Generative world models offer a compelling foundation for augmented-reality (AR) applications: by predicting future image sequences that incorporate deliberate visual edits, they enable temporally coherent, augmented future frames that can be computed ahead of time and cached, avoiding per-frame rendering from scratch in real time. In this work, we present SEGAR, a preliminary framework that combines a diffusion-based world model with a selective correction stage to support this vision. The world model generates augmented future frames with region-specific edits while preserving others, and the correction stage subsequently aligns safety-critical regions with real-world observations while preserving intended augmentations elsewhere. We demonstrate this pipeline in driving scenarios as a representative setting where semantic region structure is well defined and real-world feedback is readily available. We view this as an early step toward generative world models as practical AR infrastructure, where future frames can be generated, cached, and selectively corrected on demand.

Figures (9)

• Figure 1: SEGAR system pipeline overview. In Stage I, we train a Vista-based generative stylizer to take three condition frames ($t \in [1,3]$) and output future frames with desired augmented edits ($t \in [4,12]$). In Stage II, the generative stylizer finetuned with LoRA takes the augmented future frame and the corresponding real-world observation as inputs, and outputs a corrected frame in which safety-critical regions are aligned with reality while augmented edits are preserved. In this example, a car that appears in frames 10--12 is absent from the initial prediction because it was not visible in the three condition frames. The corrected output faithfully restores the car while retaining the augmented appearance of non-critical regions.

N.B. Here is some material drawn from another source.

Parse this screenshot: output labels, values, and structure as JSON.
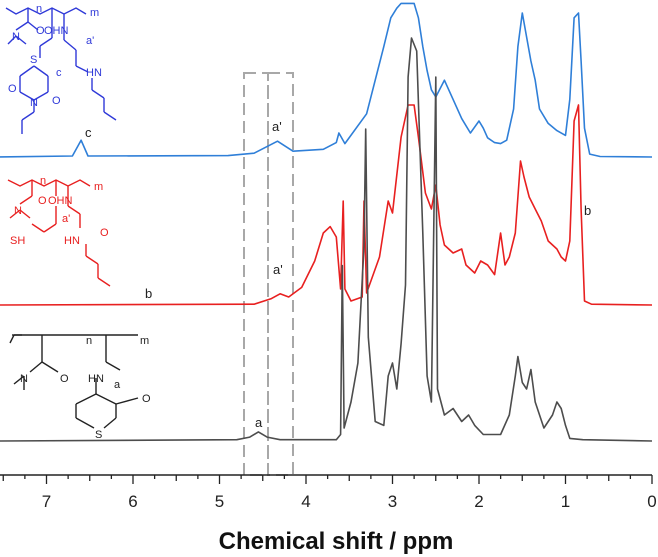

• Figure 2: Given an input image sequence, we compute inpainting regions using semantic segmentation. The resulting masks guide VACE's inpainting process to augment static scene elements into a Tokyo-style appearance.
• Figure 3: Example training target for Stage I training. The three frames in the top row are condition frames, whose clean latents are injected into the denoising process via dynamic prior injection gao2024vista. The remaining nine future frames are generated using VACE with desired visual augmentations.

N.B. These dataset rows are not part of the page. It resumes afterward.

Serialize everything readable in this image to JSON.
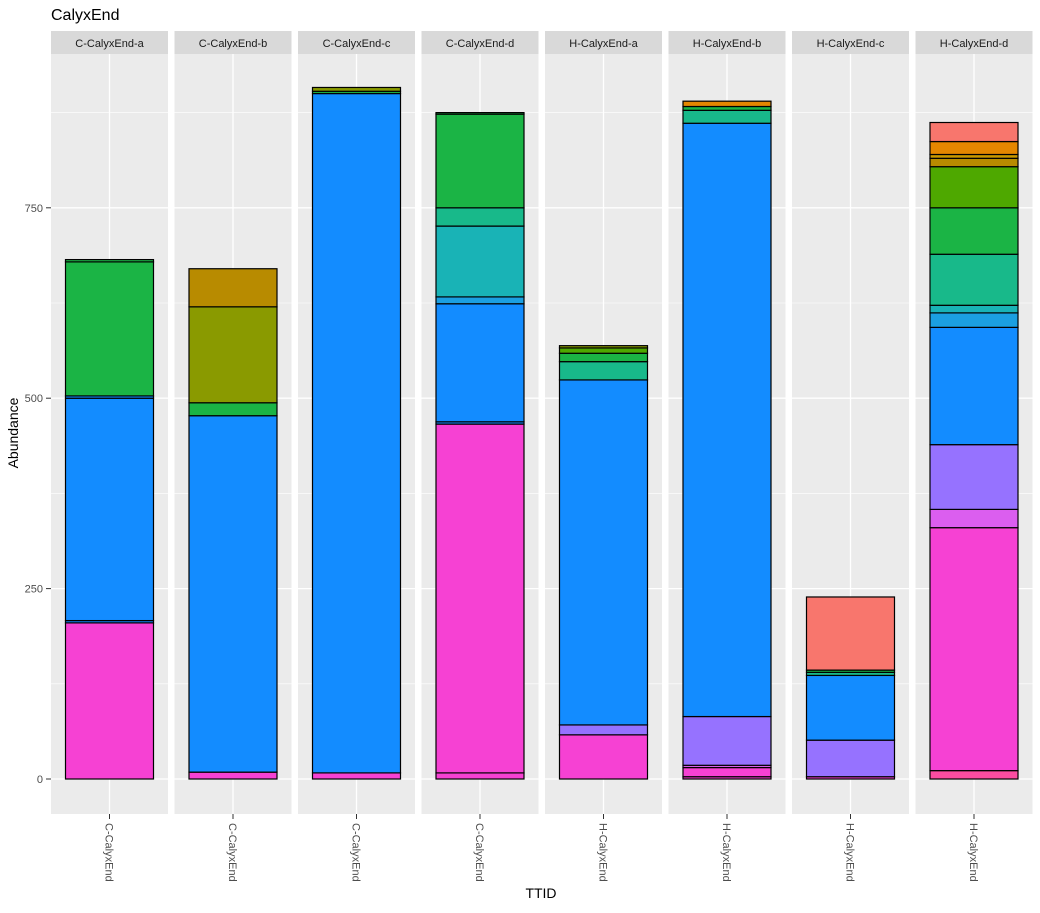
{
  "chart_data": {
    "type": "bar",
    "stacked": true,
    "faceted": true,
    "title": "CalyxEnd",
    "xlabel": "TTID",
    "ylabel": "Abundance",
    "ylim": [
      -45,
      915
    ],
    "yticks": [
      0,
      250,
      500,
      750
    ],
    "grid": true,
    "legend": "none",
    "colors": {
      "c01": "#f8766d",
      "c02": "#e58700",
      "c03": "#c99800",
      "c04": "#b88b00",
      "c05": "#8a9a00",
      "c06": "#4ea800",
      "c07": "#1bb445",
      "c08": "#18b98a",
      "c09": "#19b3b6",
      "c10": "#1b9fe1",
      "c11": "#138cff",
      "c12": "#9672ff",
      "c13": "#db5eef",
      "c14": "#f641d3",
      "c15": "#fb4ca1",
      "c16": "#ff5fa0"
    },
    "facets": [
      {
        "label": "C-CalyxEnd-a",
        "category": "C-CalyxEnd",
        "segments": [
          {
            "value": 205,
            "color": "c14"
          },
          {
            "value": 3,
            "color": "c11"
          },
          {
            "value": 292,
            "color": "c11"
          },
          {
            "value": 3,
            "color": "c11"
          },
          {
            "value": 176,
            "color": "c07"
          },
          {
            "value": 3,
            "color": "c07"
          }
        ]
      },
      {
        "label": "C-CalyxEnd-b",
        "category": "C-CalyxEnd",
        "segments": [
          {
            "value": 9,
            "color": "c14"
          },
          {
            "value": 468,
            "color": "c11"
          },
          {
            "value": 17,
            "color": "c07"
          },
          {
            "value": 126,
            "color": "c05"
          },
          {
            "value": 50,
            "color": "c04"
          }
        ]
      },
      {
        "label": "C-CalyxEnd-c",
        "category": "C-CalyxEnd",
        "segments": [
          {
            "value": 8,
            "color": "c14"
          },
          {
            "value": 892,
            "color": "c11"
          },
          {
            "value": 3,
            "color": "c07"
          },
          {
            "value": 5,
            "color": "c05"
          }
        ]
      },
      {
        "label": "C-CalyxEnd-d",
        "category": "C-CalyxEnd",
        "segments": [
          {
            "value": 8,
            "color": "c14"
          },
          {
            "value": 458,
            "color": "c14"
          },
          {
            "value": 3,
            "color": "c11"
          },
          {
            "value": 155,
            "color": "c11"
          },
          {
            "value": 9,
            "color": "c10"
          },
          {
            "value": 93,
            "color": "c09"
          },
          {
            "value": 24,
            "color": "c08"
          },
          {
            "value": 123,
            "color": "c07"
          },
          {
            "value": 2,
            "color": "c07"
          }
        ]
      },
      {
        "label": "H-CalyxEnd-a",
        "category": "H-CalyxEnd",
        "segments": [
          {
            "value": 58,
            "color": "c14"
          },
          {
            "value": 13,
            "color": "c12"
          },
          {
            "value": 453,
            "color": "c11"
          },
          {
            "value": 24,
            "color": "c08"
          },
          {
            "value": 11,
            "color": "c07"
          },
          {
            "value": 7,
            "color": "c06"
          },
          {
            "value": 3,
            "color": "c05"
          }
        ]
      },
      {
        "label": "H-CalyxEnd-b",
        "category": "H-CalyxEnd",
        "segments": [
          {
            "value": 3,
            "color": "c14"
          },
          {
            "value": 12,
            "color": "c14"
          },
          {
            "value": 3,
            "color": "c13"
          },
          {
            "value": 64,
            "color": "c12"
          },
          {
            "value": 779,
            "color": "c11"
          },
          {
            "value": 17,
            "color": "c08"
          },
          {
            "value": 5,
            "color": "c07"
          },
          {
            "value": 7,
            "color": "c02"
          }
        ]
      },
      {
        "label": "H-CalyxEnd-c",
        "category": "H-CalyxEnd",
        "segments": [
          {
            "value": 3,
            "color": "c14"
          },
          {
            "value": 48,
            "color": "c12"
          },
          {
            "value": 85,
            "color": "c11"
          },
          {
            "value": 4,
            "color": "c08"
          },
          {
            "value": 3,
            "color": "c07"
          },
          {
            "value": 96,
            "color": "c01"
          }
        ]
      },
      {
        "label": "H-CalyxEnd-d",
        "category": "H-CalyxEnd",
        "segments": [
          {
            "value": 11,
            "color": "c15"
          },
          {
            "value": 319,
            "color": "c14"
          },
          {
            "value": 24,
            "color": "c13"
          },
          {
            "value": 85,
            "color": "c12"
          },
          {
            "value": 154,
            "color": "c11"
          },
          {
            "value": 19,
            "color": "c10"
          },
          {
            "value": 10,
            "color": "c09"
          },
          {
            "value": 67,
            "color": "c08"
          },
          {
            "value": 61,
            "color": "c07"
          },
          {
            "value": 54,
            "color": "c06"
          },
          {
            "value": 11,
            "color": "c04"
          },
          {
            "value": 5,
            "color": "c03"
          },
          {
            "value": 17,
            "color": "c02"
          },
          {
            "value": 25,
            "color": "c01"
          }
        ]
      }
    ]
  }
}
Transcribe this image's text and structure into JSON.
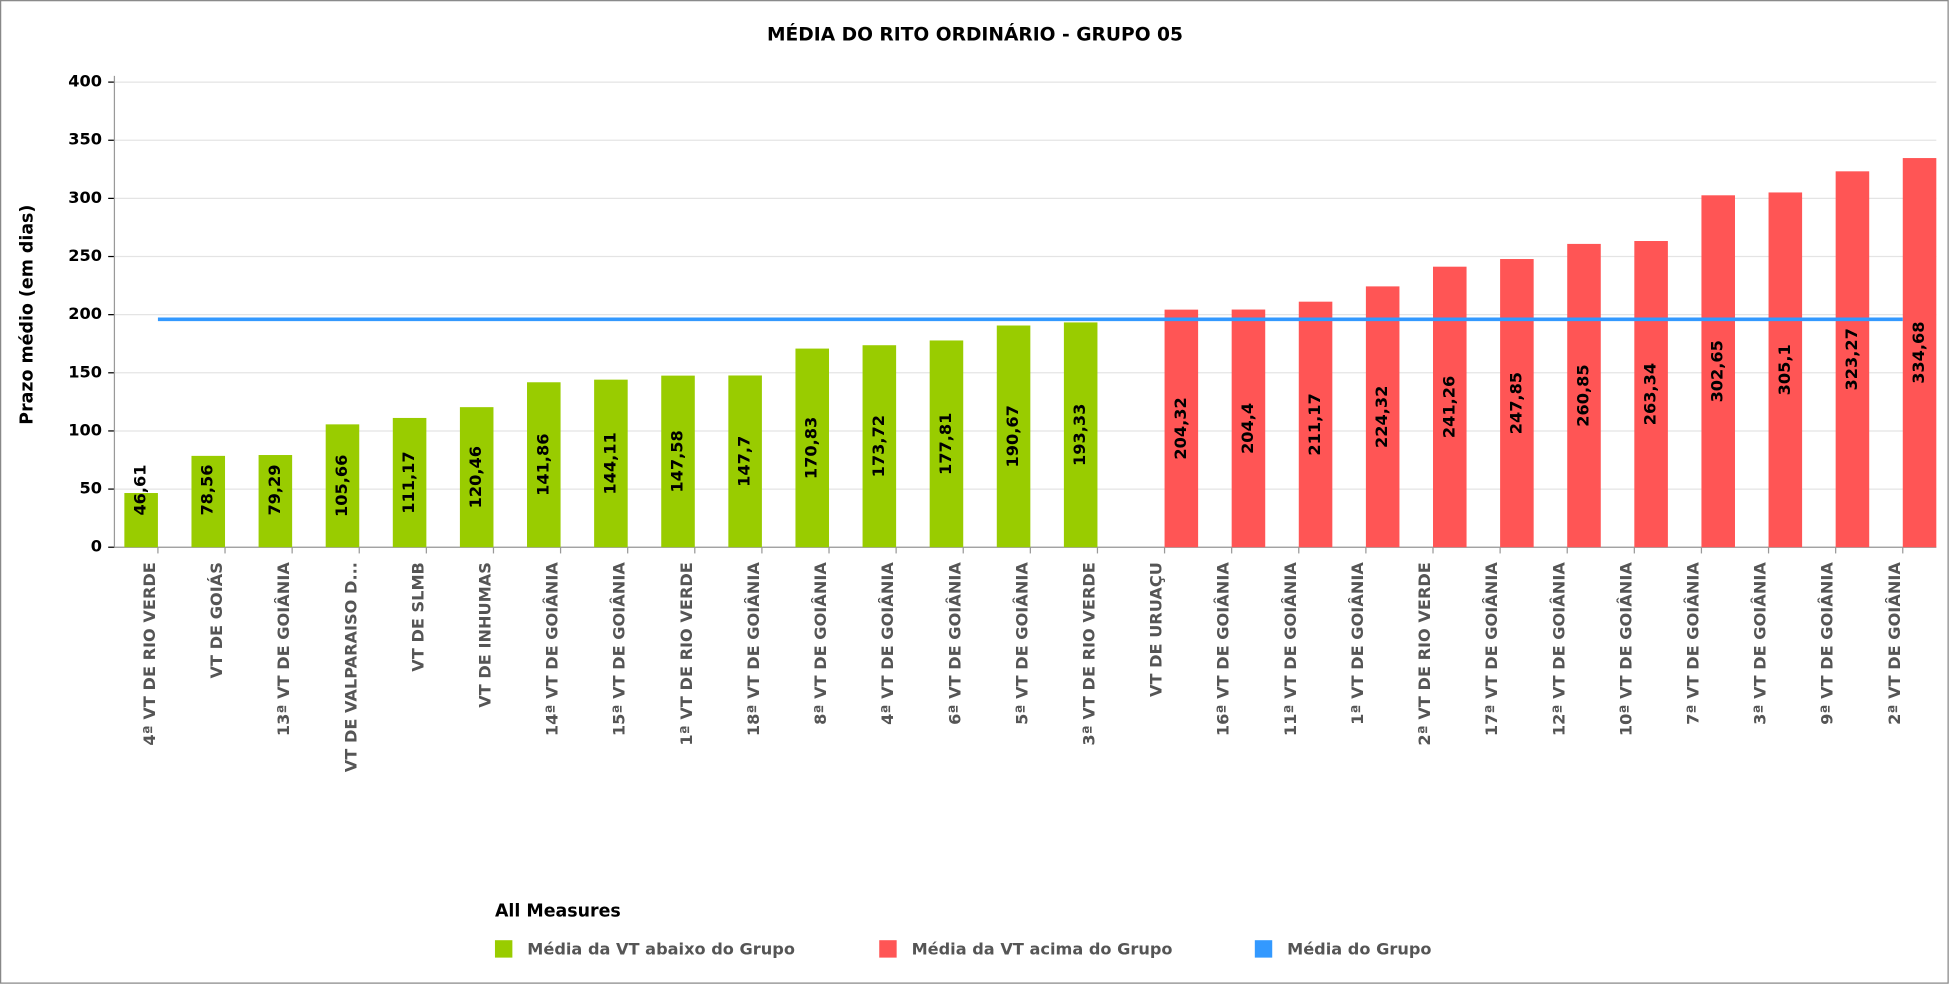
{
  "chart_data": {
    "type": "bar",
    "title": "MÉDIA DO RITO ORDINÁRIO - GRUPO 05",
    "y_label": "Prazo médio (em dias)",
    "legend_title": "All Measures",
    "categories": [
      "4ª VT DE RIO VERDE",
      "VT DE GOIÁS",
      "13ª VT DE GOIÂNIA",
      "VT DE VALPARAISO D...",
      "VT DE SLMB",
      "VT DE INHUMAS",
      "14ª VT DE GOIÂNIA",
      "15ª VT DE GOIÂNIA",
      "1ª VT DE RIO VERDE",
      "18ª VT DE GOIÂNIA",
      "8ª VT DE GOIÂNIA",
      "4ª VT DE GOIÂNIA",
      "6ª VT DE GOIÂNIA",
      "5ª VT DE GOIÂNIA",
      "3ª VT DE RIO VERDE",
      "VT DE URUAÇU",
      "16ª VT DE GOIÂNIA",
      "11ª VT DE GOIÂNIA",
      "1ª VT DE GOIÂNIA",
      "2ª VT DE RIO VERDE",
      "17ª VT DE GOIÂNIA",
      "12ª VT DE GOIÂNIA",
      "10ª VT DE GOIÂNIA",
      "7ª VT DE GOIÂNIA",
      "3ª VT DE GOIÂNIA",
      "9ª VT DE GOIÂNIA",
      "2ª VT DE GOIÂNIA"
    ],
    "series": [
      {
        "name": "Média da VT abaixo do Grupo",
        "color": "#99cc00",
        "type": "bar",
        "values": [
          46.61,
          78.56,
          79.29,
          105.66,
          111.17,
          120.46,
          141.86,
          144.11,
          147.58,
          147.7,
          170.83,
          173.72,
          177.81,
          190.67,
          193.33,
          null,
          null,
          null,
          null,
          null,
          null,
          null,
          null,
          null,
          null,
          null,
          null
        ],
        "value_labels": [
          "46,61",
          "78,56",
          "79,29",
          "105,66",
          "111,17",
          "120,46",
          "141,86",
          "144,11",
          "147,58",
          "147,7",
          "170,83",
          "173,72",
          "177,81",
          "190,67",
          "193,33",
          null,
          null,
          null,
          null,
          null,
          null,
          null,
          null,
          null,
          null,
          null,
          null
        ]
      },
      {
        "name": "Média da VT acima do Grupo",
        "color": "#ff5555",
        "type": "bar",
        "values": [
          null,
          null,
          null,
          null,
          null,
          null,
          null,
          null,
          null,
          null,
          null,
          null,
          null,
          null,
          null,
          204.32,
          204.4,
          211.17,
          224.32,
          241.26,
          247.85,
          260.85,
          263.34,
          302.65,
          305.1,
          323.27,
          334.68
        ],
        "value_labels": [
          null,
          null,
          null,
          null,
          null,
          null,
          null,
          null,
          null,
          null,
          null,
          null,
          null,
          null,
          null,
          "204,32",
          "204,4",
          "211,17",
          "224,32",
          "241,26",
          "247,85",
          "260,85",
          "263,34",
          "302,65",
          "305,1",
          "323,27",
          "334,68"
        ]
      },
      {
        "name": "Média do Grupo",
        "color": "#3399ff",
        "type": "line",
        "values": [
          196,
          196,
          196,
          196,
          196,
          196,
          196,
          196,
          196,
          196,
          196,
          196,
          196,
          196,
          196,
          196,
          196,
          196,
          196,
          196,
          196,
          196,
          196,
          196,
          196,
          196,
          196
        ]
      }
    ],
    "ylim": [
      0,
      400
    ],
    "yticks": [
      0,
      50,
      100,
      150,
      200,
      250,
      300,
      350,
      400
    ],
    "grid": true
  }
}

• Figure 4: (Left) Real-world image. (Middle) Semantic segmentation of safety-critical regions. (Right) The Buffer zone is introduced by dilating the safety-critical mask, shown in black. Loss is not computed in the buffer zone.
• Figure 5: Visualization of latent representations for the real observation before (top) and after (bottom) masking (masked regions inpainted in gray), showing that spatial structure is preserved in the latent space (right) and validating the use of mask downsampling for region-specific loss computation.